Adaptations are tricky matters, especially if your source material is regarded as part of the canon. Yet, I suspect, that's precisely the reason why some writers/directors are drawn to face down this uniquely formidable challenge time and again, with varying results. Katie Mitchell's take on Strindberg's A Dream Play, at the National a few years ago, was thoroughly spellbinding. It pushed the text to the edge of possibilities while a new, powerful narrative emerges from within. Her next two productions for the National, Iphegenia at Aulis and The Seagull, were almost identical in many approaches - the bleak stage set; the suffocating lighting design; the droning soundscape; the singularly nihilisic undertone with which every actor in the cast seemed to deliver every line, whatever the circumstance - while neither managed to convince (The Seagull, in particular, was almost disastrous in my view. Most characters ended up being caticatures of what Chekov intended them to be - well, if that had been Mitchell's artistic agenda, then she certainly succeeded).
Having seen two new adaptations in their previews this week (both open in the next few days), I thought I'd make an attempt at writing a review of both here.
Mrs Affleck, at the National (Cottesloe), is a modern take on Ibsen's Little Eyolf, by the young British writer Samuel Adamson, whose previous works include the original play Southwark Fair (which we enjoyed very much) and an adaptation of Ibsen's Pillars of the Community (which we sadly missed, but it received almost unanimous acclaim). I suppose the success of the latter paved the way naturally for this new venture, directed here by Marianne Elliott (whose recent work at the National included War Horse, Saint Joan and the aforementioned Pillars). Little Eyolf, being one of Ibsen's lesser-known works, features similar themes as those of his masterpieces such as Rosmersholm and John Gabriel Borkman: the ambigious and conflicting aspects of familial love, the inate battle of responsibility and desire, the inevitability of past sins - especially those of former generations - catching up with the present and the future.
Adamson is undoubtedly an intelligent writer who wanted to add even more layers to the original story by transferring the actions to 1950s England. Unfortunately, the extra devices he brought into the story in this regard seemed clumsy and superfluous. The Rat Wife in the original story, the mysterious figrue (think a quasi-malicious, female Pied Piper) who might or might not have been responsible for the boy's untimely death, is here replaced by a teenage punk, Flea (was this a deliberate anachronism - I thought they didn't materialise until the sixties?). His appearance in the first act, which ought to be suspenseful (if you read the Ibsen original, this material has potential for a truly creepy moment) is marred by the incongruous combination of metaphysical babble and street slang, and his return in the second half, in the middle of the Afflecks' grief for their now-drowned Ollie (the Adamson incarcation of Little Eyolf), amounts to more exasbating annoyance than anything more illuminating. There's also a second boy, George, who bears witness both to Ollie's ongoing unhappiness and his actual death scene. The fact that he's Carribean is cause for a whole scene in Act II, an emotional confrontation between his usually mild-mannered mother and Mrs Affleck who blurts out a viciously racial remark. Does it add anything meaningful to the emotional core of the story, except as a validation of the new historic/social context here? Not for me.
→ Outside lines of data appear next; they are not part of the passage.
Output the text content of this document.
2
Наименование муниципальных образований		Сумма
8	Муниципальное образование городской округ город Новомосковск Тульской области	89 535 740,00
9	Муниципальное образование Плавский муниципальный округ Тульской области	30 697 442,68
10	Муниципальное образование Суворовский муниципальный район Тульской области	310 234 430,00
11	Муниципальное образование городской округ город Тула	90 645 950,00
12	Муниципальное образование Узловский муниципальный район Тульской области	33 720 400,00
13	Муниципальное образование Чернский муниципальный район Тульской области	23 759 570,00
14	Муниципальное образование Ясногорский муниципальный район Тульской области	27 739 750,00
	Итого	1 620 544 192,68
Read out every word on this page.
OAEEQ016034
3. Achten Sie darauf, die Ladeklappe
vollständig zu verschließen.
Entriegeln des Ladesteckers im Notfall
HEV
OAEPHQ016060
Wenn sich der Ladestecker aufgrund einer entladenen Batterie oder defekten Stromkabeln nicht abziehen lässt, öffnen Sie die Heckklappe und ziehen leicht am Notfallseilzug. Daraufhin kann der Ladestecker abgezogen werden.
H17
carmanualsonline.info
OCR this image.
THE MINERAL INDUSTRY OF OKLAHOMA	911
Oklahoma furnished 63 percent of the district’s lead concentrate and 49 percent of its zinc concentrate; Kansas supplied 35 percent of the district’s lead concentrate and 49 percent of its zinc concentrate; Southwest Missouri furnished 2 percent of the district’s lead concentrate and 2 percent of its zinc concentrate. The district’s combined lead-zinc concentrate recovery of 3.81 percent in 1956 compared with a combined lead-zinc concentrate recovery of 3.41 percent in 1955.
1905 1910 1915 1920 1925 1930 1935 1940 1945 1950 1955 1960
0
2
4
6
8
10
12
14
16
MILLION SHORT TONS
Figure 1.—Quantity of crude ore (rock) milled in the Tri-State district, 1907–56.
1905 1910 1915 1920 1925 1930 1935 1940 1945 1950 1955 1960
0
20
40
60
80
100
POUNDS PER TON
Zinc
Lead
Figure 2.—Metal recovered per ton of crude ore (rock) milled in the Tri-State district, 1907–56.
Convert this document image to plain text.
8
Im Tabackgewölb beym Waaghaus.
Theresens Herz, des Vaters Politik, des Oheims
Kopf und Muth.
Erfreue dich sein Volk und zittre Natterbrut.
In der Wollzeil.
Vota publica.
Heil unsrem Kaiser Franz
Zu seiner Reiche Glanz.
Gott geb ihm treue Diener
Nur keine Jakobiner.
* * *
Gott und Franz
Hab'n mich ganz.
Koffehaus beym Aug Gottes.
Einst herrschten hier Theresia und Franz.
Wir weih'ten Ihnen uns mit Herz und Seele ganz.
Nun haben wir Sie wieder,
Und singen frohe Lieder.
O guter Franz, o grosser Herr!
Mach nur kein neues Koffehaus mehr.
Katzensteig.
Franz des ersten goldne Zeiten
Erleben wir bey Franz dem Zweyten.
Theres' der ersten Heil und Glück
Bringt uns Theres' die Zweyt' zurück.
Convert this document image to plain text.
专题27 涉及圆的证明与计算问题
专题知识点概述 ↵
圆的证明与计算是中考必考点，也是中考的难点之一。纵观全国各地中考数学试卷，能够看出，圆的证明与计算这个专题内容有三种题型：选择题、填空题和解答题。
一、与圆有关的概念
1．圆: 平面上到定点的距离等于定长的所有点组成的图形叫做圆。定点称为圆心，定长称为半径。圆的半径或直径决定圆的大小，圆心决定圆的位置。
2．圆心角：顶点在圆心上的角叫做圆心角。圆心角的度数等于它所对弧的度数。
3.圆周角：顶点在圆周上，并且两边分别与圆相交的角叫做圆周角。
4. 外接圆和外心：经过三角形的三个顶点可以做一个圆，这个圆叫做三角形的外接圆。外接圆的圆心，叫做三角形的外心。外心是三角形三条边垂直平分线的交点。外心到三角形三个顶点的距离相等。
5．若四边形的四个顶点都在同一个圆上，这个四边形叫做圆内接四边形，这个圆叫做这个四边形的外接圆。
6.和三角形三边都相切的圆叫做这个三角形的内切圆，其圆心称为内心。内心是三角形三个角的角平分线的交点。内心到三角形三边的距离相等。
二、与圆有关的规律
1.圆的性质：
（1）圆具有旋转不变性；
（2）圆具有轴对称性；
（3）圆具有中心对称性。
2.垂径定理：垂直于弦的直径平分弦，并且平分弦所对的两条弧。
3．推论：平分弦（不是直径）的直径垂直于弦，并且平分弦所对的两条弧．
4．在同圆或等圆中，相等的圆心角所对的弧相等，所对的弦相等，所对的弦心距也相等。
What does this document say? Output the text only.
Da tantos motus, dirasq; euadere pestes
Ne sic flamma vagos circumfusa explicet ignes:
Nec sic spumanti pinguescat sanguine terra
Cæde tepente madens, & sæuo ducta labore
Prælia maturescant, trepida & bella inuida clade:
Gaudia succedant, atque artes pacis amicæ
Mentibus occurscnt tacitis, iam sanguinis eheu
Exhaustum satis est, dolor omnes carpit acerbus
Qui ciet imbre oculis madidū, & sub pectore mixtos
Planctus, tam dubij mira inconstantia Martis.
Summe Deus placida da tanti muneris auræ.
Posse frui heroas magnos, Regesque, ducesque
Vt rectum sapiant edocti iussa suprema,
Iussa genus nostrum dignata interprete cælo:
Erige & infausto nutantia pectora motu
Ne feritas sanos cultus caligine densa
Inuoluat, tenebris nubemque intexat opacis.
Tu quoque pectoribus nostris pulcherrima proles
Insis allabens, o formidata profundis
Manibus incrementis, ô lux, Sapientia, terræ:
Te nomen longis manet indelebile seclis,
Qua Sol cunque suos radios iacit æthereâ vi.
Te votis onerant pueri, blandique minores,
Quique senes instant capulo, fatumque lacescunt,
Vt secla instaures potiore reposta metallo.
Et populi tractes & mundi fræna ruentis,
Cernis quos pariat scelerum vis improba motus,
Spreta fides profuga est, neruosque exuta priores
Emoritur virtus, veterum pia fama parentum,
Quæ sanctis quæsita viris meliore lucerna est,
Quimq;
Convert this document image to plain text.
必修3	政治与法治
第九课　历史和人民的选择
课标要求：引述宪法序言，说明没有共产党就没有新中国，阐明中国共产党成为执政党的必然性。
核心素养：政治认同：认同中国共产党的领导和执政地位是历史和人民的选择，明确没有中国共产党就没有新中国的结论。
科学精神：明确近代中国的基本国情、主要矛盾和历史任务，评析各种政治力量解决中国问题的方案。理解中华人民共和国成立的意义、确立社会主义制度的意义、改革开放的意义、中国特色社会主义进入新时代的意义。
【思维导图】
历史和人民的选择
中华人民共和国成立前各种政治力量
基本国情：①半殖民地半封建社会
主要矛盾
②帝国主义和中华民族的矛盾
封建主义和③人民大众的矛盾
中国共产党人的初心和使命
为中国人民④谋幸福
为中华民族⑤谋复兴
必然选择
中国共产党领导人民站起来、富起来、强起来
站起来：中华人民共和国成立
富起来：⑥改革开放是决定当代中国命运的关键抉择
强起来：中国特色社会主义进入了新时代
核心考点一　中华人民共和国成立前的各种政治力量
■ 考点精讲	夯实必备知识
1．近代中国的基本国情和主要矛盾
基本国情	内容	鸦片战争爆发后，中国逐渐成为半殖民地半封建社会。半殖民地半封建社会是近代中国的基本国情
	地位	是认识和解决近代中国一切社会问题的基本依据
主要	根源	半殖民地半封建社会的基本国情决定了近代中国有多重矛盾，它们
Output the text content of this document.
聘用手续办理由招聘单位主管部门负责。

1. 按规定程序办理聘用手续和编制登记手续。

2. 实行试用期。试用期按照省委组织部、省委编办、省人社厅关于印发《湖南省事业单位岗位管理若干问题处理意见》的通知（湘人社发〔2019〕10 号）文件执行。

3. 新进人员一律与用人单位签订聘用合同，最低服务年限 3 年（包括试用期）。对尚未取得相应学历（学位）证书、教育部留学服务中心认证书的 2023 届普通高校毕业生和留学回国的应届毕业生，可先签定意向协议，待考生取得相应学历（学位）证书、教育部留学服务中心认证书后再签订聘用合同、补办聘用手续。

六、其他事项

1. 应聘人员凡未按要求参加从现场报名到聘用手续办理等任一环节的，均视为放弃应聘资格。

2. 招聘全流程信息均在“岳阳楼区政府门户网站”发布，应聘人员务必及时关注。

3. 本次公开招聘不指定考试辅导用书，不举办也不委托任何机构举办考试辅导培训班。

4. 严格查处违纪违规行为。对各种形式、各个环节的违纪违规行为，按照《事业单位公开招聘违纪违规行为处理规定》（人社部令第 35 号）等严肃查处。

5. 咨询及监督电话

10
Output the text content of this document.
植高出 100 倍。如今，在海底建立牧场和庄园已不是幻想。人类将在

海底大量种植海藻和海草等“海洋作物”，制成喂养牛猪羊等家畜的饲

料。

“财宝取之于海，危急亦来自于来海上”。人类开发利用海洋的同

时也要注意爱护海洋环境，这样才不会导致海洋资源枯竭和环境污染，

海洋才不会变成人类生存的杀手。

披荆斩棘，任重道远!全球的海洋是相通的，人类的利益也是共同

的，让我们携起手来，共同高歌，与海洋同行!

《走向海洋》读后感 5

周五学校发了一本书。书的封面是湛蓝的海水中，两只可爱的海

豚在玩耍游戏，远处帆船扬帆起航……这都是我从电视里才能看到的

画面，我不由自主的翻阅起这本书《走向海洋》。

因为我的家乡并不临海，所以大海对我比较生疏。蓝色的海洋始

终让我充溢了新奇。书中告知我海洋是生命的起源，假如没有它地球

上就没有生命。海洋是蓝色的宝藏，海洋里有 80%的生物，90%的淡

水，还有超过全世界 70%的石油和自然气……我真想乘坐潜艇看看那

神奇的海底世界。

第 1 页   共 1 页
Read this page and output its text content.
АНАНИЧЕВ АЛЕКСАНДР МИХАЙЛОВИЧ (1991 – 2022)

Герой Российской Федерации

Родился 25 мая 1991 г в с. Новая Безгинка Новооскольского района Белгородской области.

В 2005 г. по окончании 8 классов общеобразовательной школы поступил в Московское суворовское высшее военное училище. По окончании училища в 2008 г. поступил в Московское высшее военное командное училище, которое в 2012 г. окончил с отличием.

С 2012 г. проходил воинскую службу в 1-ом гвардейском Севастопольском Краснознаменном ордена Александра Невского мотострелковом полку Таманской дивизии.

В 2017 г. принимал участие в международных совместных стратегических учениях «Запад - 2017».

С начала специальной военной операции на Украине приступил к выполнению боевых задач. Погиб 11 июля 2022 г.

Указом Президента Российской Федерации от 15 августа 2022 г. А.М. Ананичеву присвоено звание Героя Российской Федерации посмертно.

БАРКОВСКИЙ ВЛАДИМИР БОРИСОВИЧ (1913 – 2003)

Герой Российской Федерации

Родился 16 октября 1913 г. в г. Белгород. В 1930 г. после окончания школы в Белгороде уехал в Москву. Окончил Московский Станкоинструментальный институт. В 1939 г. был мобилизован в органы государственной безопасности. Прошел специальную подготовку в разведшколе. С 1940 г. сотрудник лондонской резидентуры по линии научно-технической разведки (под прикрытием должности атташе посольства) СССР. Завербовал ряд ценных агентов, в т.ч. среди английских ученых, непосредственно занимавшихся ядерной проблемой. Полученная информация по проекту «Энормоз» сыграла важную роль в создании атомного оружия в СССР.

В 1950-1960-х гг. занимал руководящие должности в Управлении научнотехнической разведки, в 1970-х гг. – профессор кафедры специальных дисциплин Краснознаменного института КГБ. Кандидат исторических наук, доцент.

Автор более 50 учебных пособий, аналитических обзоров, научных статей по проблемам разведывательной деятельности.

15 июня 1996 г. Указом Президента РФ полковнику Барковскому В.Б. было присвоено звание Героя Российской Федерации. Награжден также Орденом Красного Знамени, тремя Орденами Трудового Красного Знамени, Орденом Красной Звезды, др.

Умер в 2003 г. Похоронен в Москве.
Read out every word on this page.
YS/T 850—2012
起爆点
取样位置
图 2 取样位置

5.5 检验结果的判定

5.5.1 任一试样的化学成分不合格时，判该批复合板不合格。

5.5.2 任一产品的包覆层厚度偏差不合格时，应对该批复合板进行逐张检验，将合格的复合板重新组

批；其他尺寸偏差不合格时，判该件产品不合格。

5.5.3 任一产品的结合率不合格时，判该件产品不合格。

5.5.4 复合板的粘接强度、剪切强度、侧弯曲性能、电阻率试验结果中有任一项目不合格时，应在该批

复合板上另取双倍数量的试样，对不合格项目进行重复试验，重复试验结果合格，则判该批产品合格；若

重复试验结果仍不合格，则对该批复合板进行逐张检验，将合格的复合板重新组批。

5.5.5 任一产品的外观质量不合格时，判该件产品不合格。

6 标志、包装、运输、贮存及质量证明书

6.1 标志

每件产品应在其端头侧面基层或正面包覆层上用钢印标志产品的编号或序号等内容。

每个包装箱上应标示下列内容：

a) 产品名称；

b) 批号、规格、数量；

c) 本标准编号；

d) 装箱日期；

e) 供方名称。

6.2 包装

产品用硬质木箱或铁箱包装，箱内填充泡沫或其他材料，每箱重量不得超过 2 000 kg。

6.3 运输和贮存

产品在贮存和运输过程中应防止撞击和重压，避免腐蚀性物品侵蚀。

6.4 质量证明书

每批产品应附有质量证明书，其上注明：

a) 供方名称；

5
The heart of Ibsen's story is the intrinsic, moral battle of a man between the life he wants (the almost incestuous passion he's harnoured for his half sister al his life) and the one he's created (the wife whose wealth and beauty he couldn't resist, the child whose disability he may have played a part in causing, the books that he's no longer able to write). There's enough gripping dramatic depth to be explored here without the other distractions. The author and director should have also trusted the transferrability of the material (1880s Norway is a blissfully abstract enough setting) not to need the additional flag-ups. One further qualm about the plot revision is the fact that Audrey, Affleck's half-sister (Naomi Frederick, in a show-stealing performance) discovers the dark family secret - that the two of them are actually not related, thanks to her mother's promiscuity - during the action, rather than before the play begins. The original scenario would create more suspense and nuanced tension during a large part of the play until the secret is revealed, where as here, the discovery results in a moment of impulsive passion in the rain. Not all the newly added elements are problematic, however: the scene where Ollie reappears on the beach, in Audrey's imagination, playing with sand, is a beautfiul trance that we are all willing to be part of.
Finally, It's a shame that Claire Skinner's Rita Affleck is a mostly one-dimensional performance, whether she's conveying jealousy, guilt, hatred, helplessness or despair, whereas Ibsen's RIta Eyolf probably embodied all of these at the same time.